Mitt Romney reveals his tax rate, no more

Published: August 16, 2012 

WASHINGTON -- Mitt Romney said Thursday that over the past 10 years, he had never paid less than a 13 percent rate in income taxes, but he refused again to release more of his returns.

Soon to be nominated as the Republican presidential standard-bearer, Romney said he had gone back and looked at his taxes, and found that "over the past 10 years, I never paid less than 13 percent. I think the most recent year is 13.6 or something like that."

Earlier this year, Romney released his 2010 returns and estimates of his 2011 taxes. In 2010, he paid taxes at a 13.9 percent rate. For 2011, he expected to pay a 15.4 percent rate.

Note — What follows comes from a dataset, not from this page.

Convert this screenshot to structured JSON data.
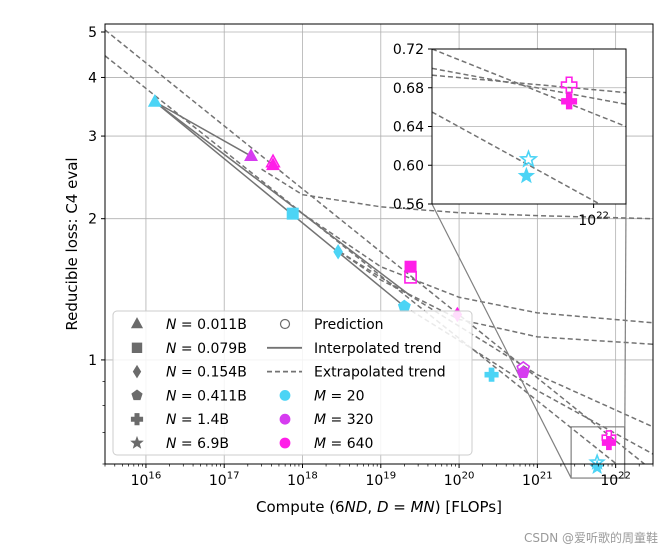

At a news conference Thursday in Greer, S.C., Romney tried to defuse the political controversy over his stance, saying the commotion was "small-minded."

And he took aim at Senate Majority Leader Harry Reid, D-Nev., who charged earlier this month on the Senate floor that Romney had paid no taxes for a decade, but offered no proof. Reid said he had heard that from a Bain Capital investor whom he refused to identify. Romney co-founded Bain, a private equity firm.

"I paid taxes every single year," Romney said. "Harry Reid's charge is totally false. I'm sure waiting for Harry to put up who it was that told him what he says they told him."

On Thursday, Reid wouldn't back down.

"We'll believe it when we see it," said his spokesman, Adam Jentleson. "Until Mitt Romney releases his tax returns, Americans will continue to wonder what he's hiding. Romney seems to think he plays by a different set of rules than every other presidential candidate for the last 30 years, all of whom lived up to the standard of transparency set by Mitt Romney's father and released their tax returns."

When Romney's father, George Romney, was the governor of Michigan and ran for president in 1968, he released 12 years' worth of returns.

Reid has refused to release his own tax returns, despite repeated requests from McClatchy Newspapers.

Romney's comments are the latest chapter in a saga that has kept his presidential campaign on the defensive. President Barack Obama's forces have relentlessly demanded release of the returns, suggesting that Romney is hiding something.

"He has the ability to prove his claim," Obama campaign spokesman Ben LaBolt said. "The American people deserve the opportunity to look through these documents and make their own conclusions. ... We would say, prove it, Mr. Romney."

Romney didn't explain Thursday why he won't release the returns. His comments came at the end of a news conference where other topics were discussed.

"I just have to say, given the challenges that America faces -- 23 million people out of work, Iran about to become nuclear, one out of six Americans in poverty -- the fascination with taxes I paid, I find to be very small-minded compared to the broad issues we now face," he said.

In January, Romney reported owing $6.2 million in federal taxes on $42.5 million in income over the past two years. His campaign released more than 500 pages of documents.

The data showed that Romney had offshore accounts in the Cayman Islands and his blind trust maintained a Swiss bank account until 2010.

It revealed that the Romneys had an adjusted gross income of $21.6 million that year and paid about $3 million in taxes. The couple also donated $2.9 million to charitable causes.

Since virtually all their income was from past investments and taxed as capital gains, they had an effective 2010 rate of taxation of 13.9 percent. Last year, Romney earned an estimated $20.9 million, and he expected to pay $3.2 million, for a 15.4 percent rate. Ann Romney, the candidate's wife, has defended the decision not to release any more returns.

"We have been very transparent to what's legally required of us," she said in an interview to be broadcast Thursday on NBC. "There's going to be no more tax releases given."

If they release any more information, she said, "it will only give them more ammunition," referring to her husband's political opponents. "There's nothing we're hiding."